Der Mann, der alle mitreißt: Der Chilene Arturo Vidal jubelt nach seinem Tor im Elfmeterschießen gegen Kolumbien.

(Foto: Victor R. Caivano/AP)
  • Arturo Vidal will Chile gegen Peru ins Finale der Copa América führen.
  • Es wäre auch ein Zeichen dafür, dass die Mannschaft die Zeiten der Disziplinlosigkeiten hinter sich gelassen hat.

Die Rituale der Fankurve bekommt man aus Arturo Vidal nicht heraus. Wer wollte, konnte das dieser Tage beobachten, als Vidal ein Initiierungsritual in der chilenischen Nationalmannschaft mit dem Handy filmte und ins Internet jagte. Nicolás Guerra, 20, hatte sich im Teamhotel der Chilenen bei der Copa América in Brasilien auf einen Stuhl stellen und ein Lied vorsingen müssen, "¡Chuncho hueco!", rief Vidal. "Chuncho" steht für den Uhu, der das Wappen der Universidad de Chile ziert, dem Erzrivalen von Vidals Lieblingsklub Colo Colo und der Verein, bei dem Neuling Guerra spielt. "Hueco" wiederum, wörtlich: hohl, ist eines dieser abschätzigen Synonyme, die eine traditionell homophobe Gesellschaft wie die chilenische wohl erst in Jahrzehnten hinter sich lassen wird. Es steht für: schwul.

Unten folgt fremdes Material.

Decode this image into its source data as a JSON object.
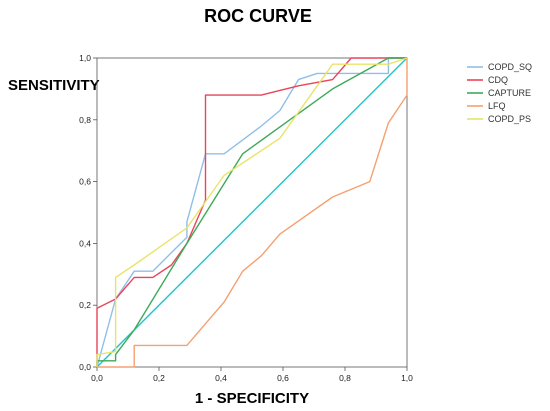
{
  "chart_data": {
    "type": "line",
    "title": "ROC CURVE",
    "xlabel": "1 - SPECIFICITY",
    "ylabel": "SENSITIVITY",
    "xlim": [
      0,
      1
    ],
    "ylim": [
      0,
      1
    ],
    "x_ticks": [
      "0,0",
      "0,2",
      "0,4",
      "0,6",
      "0,8",
      "1,0"
    ],
    "y_ticks": [
      "0,0",
      "0,2",
      "0,4",
      "0,6",
      "0,8",
      "1,0"
    ],
    "grid": false,
    "legend_position": "top-right",
    "series": [
      {
        "name": "COPD_SQ",
        "color": "#8fbfe8",
        "points": [
          [
            0,
            0
          ],
          [
            0.06,
            0.22
          ],
          [
            0.12,
            0.31
          ],
          [
            0.18,
            0.31
          ],
          [
            0.29,
            0.42
          ],
          [
            0.29,
            0.47
          ],
          [
            0.35,
            0.69
          ],
          [
            0.41,
            0.69
          ],
          [
            0.53,
            0.78
          ],
          [
            0.59,
            0.83
          ],
          [
            0.65,
            0.93
          ],
          [
            0.71,
            0.95
          ],
          [
            0.76,
            0.95
          ],
          [
            0.82,
            0.95
          ],
          [
            0.88,
            0.95
          ],
          [
            0.94,
            0.95
          ],
          [
            0.94,
            1.0
          ],
          [
            1.0,
            1.0
          ]
        ]
      },
      {
        "name": "CDQ",
        "color": "#e8455a",
        "points": [
          [
            0,
            0
          ],
          [
            0,
            0.19
          ],
          [
            0.06,
            0.22
          ],
          [
            0.12,
            0.29
          ],
          [
            0.18,
            0.29
          ],
          [
            0.24,
            0.33
          ],
          [
            0.29,
            0.4
          ],
          [
            0.35,
            0.54
          ],
          [
            0.35,
            0.88
          ],
          [
            0.53,
            0.88
          ],
          [
            0.65,
            0.91
          ],
          [
            0.76,
            0.93
          ],
          [
            0.82,
            1.0
          ],
          [
            1.0,
            1.0
          ]
        ]
      },
      {
        "name": "CAPTURE",
        "color": "#3daa5a",
        "points": [
          [
            0,
            0
          ],
          [
            0,
            0.02
          ],
          [
            0.06,
            0.02
          ],
          [
            0.06,
            0.04
          ],
          [
            0.12,
            0.12
          ],
          [
            0.29,
            0.4
          ],
          [
            0.47,
            0.69
          ],
          [
            0.76,
            0.9
          ],
          [
            0.94,
            1.0
          ],
          [
            1.0,
            1.0
          ]
        ]
      },
      {
        "name": "LFQ",
        "color": "#f5a070",
        "points": [
          [
            0,
            0
          ],
          [
            0.12,
            0.0
          ],
          [
            0.12,
            0.07
          ],
          [
            0.29,
            0.07
          ],
          [
            0.35,
            0.14
          ],
          [
            0.41,
            0.21
          ],
          [
            0.47,
            0.31
          ],
          [
            0.53,
            0.36
          ],
          [
            0.59,
            0.43
          ],
          [
            0.76,
            0.55
          ],
          [
            0.88,
            0.6
          ],
          [
            0.94,
            0.79
          ],
          [
            1.0,
            0.88
          ],
          [
            1.0,
            1.0
          ]
        ]
      },
      {
        "name": "COPD_PS",
        "color": "#e8e46a",
        "points": [
          [
            0,
            0
          ],
          [
            0,
            0.04
          ],
          [
            0.06,
            0.05
          ],
          [
            0.06,
            0.29
          ],
          [
            0.12,
            0.33
          ],
          [
            0.29,
            0.45
          ],
          [
            0.41,
            0.62
          ],
          [
            0.59,
            0.74
          ],
          [
            0.76,
            0.98
          ],
          [
            0.82,
            0.98
          ],
          [
            0.94,
            0.98
          ],
          [
            1.0,
            1.0
          ]
        ]
      }
    ],
    "reference_line": {
      "color": "#22c4c8",
      "points": [
        [
          0,
          0
        ],
        [
          1,
          1
        ]
      ]
    }
  }
}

In Chiles Medien wurde Vidals Einlassung nicht hinterfragt, sondern als Indiz für die prächtige Stimmung gewertet, die im Kreis der Nationalmannschaft herrsche. Am Mittwoch trifft Chile in Porto Alegre auf Peru, es geht um den Finaleinzug bei der Südamerika-Meisterschaft, die Chile sowohl 2015 als auch 2016 gewann. Danach aber verfehlte Chile die Qualifikation für die Weltmeisterschaft in Russland 2018, zum steten Hang zu Disziplinlosigkeiten gesellten sich auch interne Konflikte und Überheblichkeit. Eine Zeitlang hatten Chiles Fußballer die Bodenhaftung derart verloren, dass ihre Fans zu den Sternwarten in der Atacamawüste eilen mussten, um einen Blick auf sie zu erhaschen.

Wer mixt den besten Pisco?

Trainer Juan Antonio Pizzi ging, der Kolumbianer Reinaldo Rueda kam - und erdete die Spieler, indem er eine schlichte Wahrheit aussprach: "Er hat uns eingetrichtert, dass wir nicht die zweimaligen Champions von Amerika sind, sondern die Mannschaft, die in der WM-Qualifikation rausgeflogen ist", sagte Vidal vor dem Clásico del Pacífico, dem Duell benachbarter Pazifik-Anrainer, deren Einwohner seit Ewigkeiten darüber streiten, wer den besseren Pisco destilliert und mit dem Traubenmost den besseren Sour mixt.

Zur Klärung dieser Frage könnte Arturo Vidal, 32, einiges beitragen, aber wichtiger ist er den Chilenen als Symbolfigur für die erfolgreichste Generation ihres Fußballs. Nicht nur, weil er wegen seiner markanten Frisur und seiner Tattoos den höchsten Wiedererkennungswert hat. Sondern wegen seiner von ärmsten Verhältnissen geprägten Vita, die für ihn den Fußball zum Mittel im täglichen Überlebenskampf werden ließ, aber auch wegen seiner Verfehlungen, die sogar in einen unvergessenen Flirt mit dem Tode mündeten.